Forum: Poser - OFFICIAL


Subject: Gamma Correction - still think there are issues.

carodan opened this issue on Mar 14, 2012 · 43 posts


kobaltkween posted Mon, 19 March 2012 at 9:49 PM

Thanks so much for taking the time to create and post this information, but honestly, I don't need to "see a figure."  I've done actual render tests.  I've seen the difference between sRGB correction and GC in images.  I saw it when Bagginsbill posted his tests long ago, and I did several of my own tests.  I don't rely on theory alone.  As someone's sig says, "In theory, theory and practice are the same.  In practice they aren't."  And pretty much no one can tell a visual effect from looking at a table of numbers.  I do render tests and I do lots of just plain work with materials and lights (real use being to controlled experiments what theory is to experiments).  
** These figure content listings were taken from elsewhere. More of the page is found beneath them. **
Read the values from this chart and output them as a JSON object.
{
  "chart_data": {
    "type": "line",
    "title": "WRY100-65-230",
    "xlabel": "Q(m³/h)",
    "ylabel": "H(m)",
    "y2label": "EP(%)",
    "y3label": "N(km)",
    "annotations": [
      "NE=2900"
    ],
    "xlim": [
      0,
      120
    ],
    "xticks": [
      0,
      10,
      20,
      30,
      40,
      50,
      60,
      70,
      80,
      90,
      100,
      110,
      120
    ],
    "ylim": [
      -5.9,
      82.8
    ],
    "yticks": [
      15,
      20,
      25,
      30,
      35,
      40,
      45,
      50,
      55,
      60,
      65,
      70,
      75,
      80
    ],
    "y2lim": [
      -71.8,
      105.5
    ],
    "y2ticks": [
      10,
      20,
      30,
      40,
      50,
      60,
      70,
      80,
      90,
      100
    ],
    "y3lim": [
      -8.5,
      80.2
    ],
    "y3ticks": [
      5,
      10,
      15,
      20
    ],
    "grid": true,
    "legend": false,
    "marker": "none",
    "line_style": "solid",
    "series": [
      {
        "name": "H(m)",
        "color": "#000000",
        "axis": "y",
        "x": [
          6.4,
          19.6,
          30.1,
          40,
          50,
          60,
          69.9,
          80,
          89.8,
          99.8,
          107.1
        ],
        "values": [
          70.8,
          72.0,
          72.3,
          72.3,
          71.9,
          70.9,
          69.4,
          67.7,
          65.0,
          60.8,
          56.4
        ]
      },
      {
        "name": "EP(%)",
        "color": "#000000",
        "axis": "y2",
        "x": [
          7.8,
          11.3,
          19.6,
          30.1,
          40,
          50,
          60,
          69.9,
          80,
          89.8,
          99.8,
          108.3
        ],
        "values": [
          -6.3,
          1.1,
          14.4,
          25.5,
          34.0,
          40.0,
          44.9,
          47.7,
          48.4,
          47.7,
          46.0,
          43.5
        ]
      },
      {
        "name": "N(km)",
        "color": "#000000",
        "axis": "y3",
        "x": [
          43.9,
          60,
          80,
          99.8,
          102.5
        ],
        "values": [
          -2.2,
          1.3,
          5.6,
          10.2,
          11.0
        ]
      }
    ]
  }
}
I try to only post what's worth posting, but I think I have a representative enough and decent enough gallery to show something of what I've learned over the years.  As I'm sure you've done with your own gallery, which is very fun and interesting but small enough that I'm guessing it's pretty edited.

Also, I've done tests on my "studio" prop.  It's basically a cube with the normals pointed inward.  It doesn't cast shadows.  It shades completely differently with linear workflow than with regular workflow, as well as differently with sRGB and with GC.  So unless you mean no shading when you say no shadow, then I can't say I've seen the results you seems to expect.  Linear workflow means linearizing input and correcting output after calculation of the linear processes like shading (not casting shadows, just diffuse shading).   Correcting final output is what GC does.  As with any process, it doesn't matter what happened before that point, just what the results were that get fed into the new step.  So when that final conversion back to sRGB space happens, it doesn't matter how the colors that are input into that conversion were produced.

The only time there will be no change in results is when there's no calculations after linearization.  As a function, it goes Correct(Shade(Linearize(color))).  The color is only unchanged at the end of the process if the Shade(color)  = color.   My original point is that it really doesn't matter to the function Correct(y) how y was produced.  So in practice, it's not just about low light images.  The final Correct function doesn't care if y was produced by a low light on a pure white diffuse surface, a medium light on a medium grey diffuse surface on a part of the surface positioned away from the light,  a bright light casting a shadow onto a white surface, or a bright light shading a surface that has a dark diffuse color.  The relevance to this discussion being that in carodan's original examples, which seem to use a bright light and one sphere with a medium diffuse color and the other with a bright diffuse color, the difference between sRGB and GC would affect the end result as it shaded to black.  Basically, it's not just an issue when you turn down the lights, though that's when it becomes most obvious because so much of the scene is affected. 

And while I call that middle function Shade, really, it's any type of linear calculation.  Adding, subtracting, multiplying, etc. Just in my opinion, I think it would makes more sense to be able to mark inputs and images nodes for linearization rather than only being able to mark image nodes for exclusion.  I've never, in all my years of using Poser, seen a material that needed lots of colors linearized, but I know of tons that are put together assuming that color math and Blending masks are linear processes.